Moja wielka wyprawa zakończyła się inaczej niż się spodziewałam. Nie zebrałam tego, co zebrać chciałam, lecz nie wróciłam z pustymi rękami. Pozbierałam wielkie pudło makowych płatków i zrobiłam galaretkę, którą kusiła mnie Margot, a na którą już skusiła się Szarlotka, naczelna Kwiatożerka w tym sezonie;)
O konfiturach z maku dowiedziałam się w zeszłym roku, kiedy bezskutecznie szukałam konfitury fiołkowej i znalazłam sklep internetowy sprzedający francuskie dżemy z róż, fiołków, maków, bzów, wrzosów… Musicie przyznać, że to działa na wyobraźnię i utwierdza w idei powołania Klubu Kwiatożerców😉

I tak powstał nieplanowany dżem z płatków maku.

75 g płatków
200 ml wody
200 g brązowego cukru
sok z połowy małej cytryny
2 łyżeczki pektyny
Z wody i cukru ugotowałam syrop i zalałam płatki. Odstawiłam na noc pod przykryciem. Następnego dnia odcedziłam, dodałam pektynę, sok z cytryny i zagotowałam. Przelałam do słoiczka.

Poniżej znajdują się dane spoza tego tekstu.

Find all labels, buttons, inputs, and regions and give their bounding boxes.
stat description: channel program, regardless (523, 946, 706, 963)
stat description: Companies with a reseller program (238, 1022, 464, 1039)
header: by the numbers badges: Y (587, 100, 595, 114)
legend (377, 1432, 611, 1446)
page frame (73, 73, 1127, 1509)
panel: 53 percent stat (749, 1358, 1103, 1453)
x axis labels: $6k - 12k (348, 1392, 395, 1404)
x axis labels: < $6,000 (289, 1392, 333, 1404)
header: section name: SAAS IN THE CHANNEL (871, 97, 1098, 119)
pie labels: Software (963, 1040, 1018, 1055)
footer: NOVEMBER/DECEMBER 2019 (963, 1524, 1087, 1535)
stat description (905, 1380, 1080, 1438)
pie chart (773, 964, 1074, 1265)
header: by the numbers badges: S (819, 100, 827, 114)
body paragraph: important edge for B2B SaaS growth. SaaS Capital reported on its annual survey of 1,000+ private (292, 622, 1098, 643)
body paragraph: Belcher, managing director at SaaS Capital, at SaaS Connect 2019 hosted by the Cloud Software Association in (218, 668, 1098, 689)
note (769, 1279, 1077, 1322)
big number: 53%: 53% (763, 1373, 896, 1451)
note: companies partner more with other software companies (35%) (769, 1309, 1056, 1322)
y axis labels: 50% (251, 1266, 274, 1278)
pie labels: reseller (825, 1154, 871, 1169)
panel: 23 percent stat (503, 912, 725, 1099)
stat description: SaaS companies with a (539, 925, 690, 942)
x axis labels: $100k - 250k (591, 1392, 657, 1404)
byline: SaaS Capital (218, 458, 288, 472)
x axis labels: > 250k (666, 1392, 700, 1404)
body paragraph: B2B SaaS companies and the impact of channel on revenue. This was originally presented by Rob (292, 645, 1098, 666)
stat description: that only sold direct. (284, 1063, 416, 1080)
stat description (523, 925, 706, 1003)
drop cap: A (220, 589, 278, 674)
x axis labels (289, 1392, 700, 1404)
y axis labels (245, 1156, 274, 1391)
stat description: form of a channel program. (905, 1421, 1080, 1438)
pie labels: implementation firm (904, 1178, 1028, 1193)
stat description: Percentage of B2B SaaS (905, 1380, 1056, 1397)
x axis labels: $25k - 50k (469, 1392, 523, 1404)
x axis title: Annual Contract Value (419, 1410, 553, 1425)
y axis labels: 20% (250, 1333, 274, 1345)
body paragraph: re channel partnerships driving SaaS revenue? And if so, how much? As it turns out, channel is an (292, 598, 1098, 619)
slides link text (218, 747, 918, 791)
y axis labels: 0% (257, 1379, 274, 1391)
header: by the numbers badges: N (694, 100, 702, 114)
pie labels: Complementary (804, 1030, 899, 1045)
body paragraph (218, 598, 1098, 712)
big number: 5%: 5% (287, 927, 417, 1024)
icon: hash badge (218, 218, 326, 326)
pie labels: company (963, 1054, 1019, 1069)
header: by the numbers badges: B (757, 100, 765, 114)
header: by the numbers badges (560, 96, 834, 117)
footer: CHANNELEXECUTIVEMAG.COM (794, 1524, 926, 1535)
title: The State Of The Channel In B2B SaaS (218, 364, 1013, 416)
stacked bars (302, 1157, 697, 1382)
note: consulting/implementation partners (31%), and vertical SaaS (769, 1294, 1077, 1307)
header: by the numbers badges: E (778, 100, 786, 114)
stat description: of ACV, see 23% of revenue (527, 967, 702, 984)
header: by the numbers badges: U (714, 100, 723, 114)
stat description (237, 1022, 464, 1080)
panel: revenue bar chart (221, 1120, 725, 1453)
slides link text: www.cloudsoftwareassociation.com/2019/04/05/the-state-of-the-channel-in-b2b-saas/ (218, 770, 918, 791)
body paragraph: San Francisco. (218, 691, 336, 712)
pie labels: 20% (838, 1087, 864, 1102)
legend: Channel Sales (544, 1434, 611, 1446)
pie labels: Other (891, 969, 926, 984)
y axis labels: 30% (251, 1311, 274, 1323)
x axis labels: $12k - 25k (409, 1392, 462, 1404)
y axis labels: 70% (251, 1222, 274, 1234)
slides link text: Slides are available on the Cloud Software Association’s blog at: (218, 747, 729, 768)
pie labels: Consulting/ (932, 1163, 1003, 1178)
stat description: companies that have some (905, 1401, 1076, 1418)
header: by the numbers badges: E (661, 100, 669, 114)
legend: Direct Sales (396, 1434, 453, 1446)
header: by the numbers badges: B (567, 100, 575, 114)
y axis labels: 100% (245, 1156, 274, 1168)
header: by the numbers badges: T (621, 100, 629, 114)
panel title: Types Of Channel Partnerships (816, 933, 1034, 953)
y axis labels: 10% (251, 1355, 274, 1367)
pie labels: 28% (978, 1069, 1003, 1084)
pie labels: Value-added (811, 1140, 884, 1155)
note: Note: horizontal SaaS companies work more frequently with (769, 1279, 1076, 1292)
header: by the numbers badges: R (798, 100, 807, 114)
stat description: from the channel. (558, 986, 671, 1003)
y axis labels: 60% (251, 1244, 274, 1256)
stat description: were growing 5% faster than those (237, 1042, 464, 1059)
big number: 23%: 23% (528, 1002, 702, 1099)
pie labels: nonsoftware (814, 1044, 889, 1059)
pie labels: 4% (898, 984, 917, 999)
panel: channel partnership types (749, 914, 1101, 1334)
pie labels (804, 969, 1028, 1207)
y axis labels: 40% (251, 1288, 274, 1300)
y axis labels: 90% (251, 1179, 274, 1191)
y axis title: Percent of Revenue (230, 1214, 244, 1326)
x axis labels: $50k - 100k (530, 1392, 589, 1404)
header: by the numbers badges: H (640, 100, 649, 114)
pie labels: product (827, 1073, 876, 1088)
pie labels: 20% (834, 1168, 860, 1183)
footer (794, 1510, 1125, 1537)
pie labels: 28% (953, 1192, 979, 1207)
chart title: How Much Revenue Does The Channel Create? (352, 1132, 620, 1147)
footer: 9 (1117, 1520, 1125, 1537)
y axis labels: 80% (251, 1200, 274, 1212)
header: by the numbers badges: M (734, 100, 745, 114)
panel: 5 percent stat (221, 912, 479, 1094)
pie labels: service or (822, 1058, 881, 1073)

Wygląda bosko i smakuje tak, jak pachną maki. Lekko gorzko, lekko mdło. Mnie maki nadal nie smakują, ale ze względu na kolor można się w tej galarecie zakochać. Dałam ją w prezencie (w zamian za róże;)) i została przyjęta jak największy skarb. Bardzo się cieszę, że się nie zmarnuje.
A na dowód, że jak się człowiek dzieli to zyskuje, dostałam od losu gratisowego kwiatka. Kiedy odrywając listki kapusty pekińskiej, doszłam do wnętrza głąbu zastałam tam rozwijające się pączki;) Smakowały bardzo słodko jak na kapustę.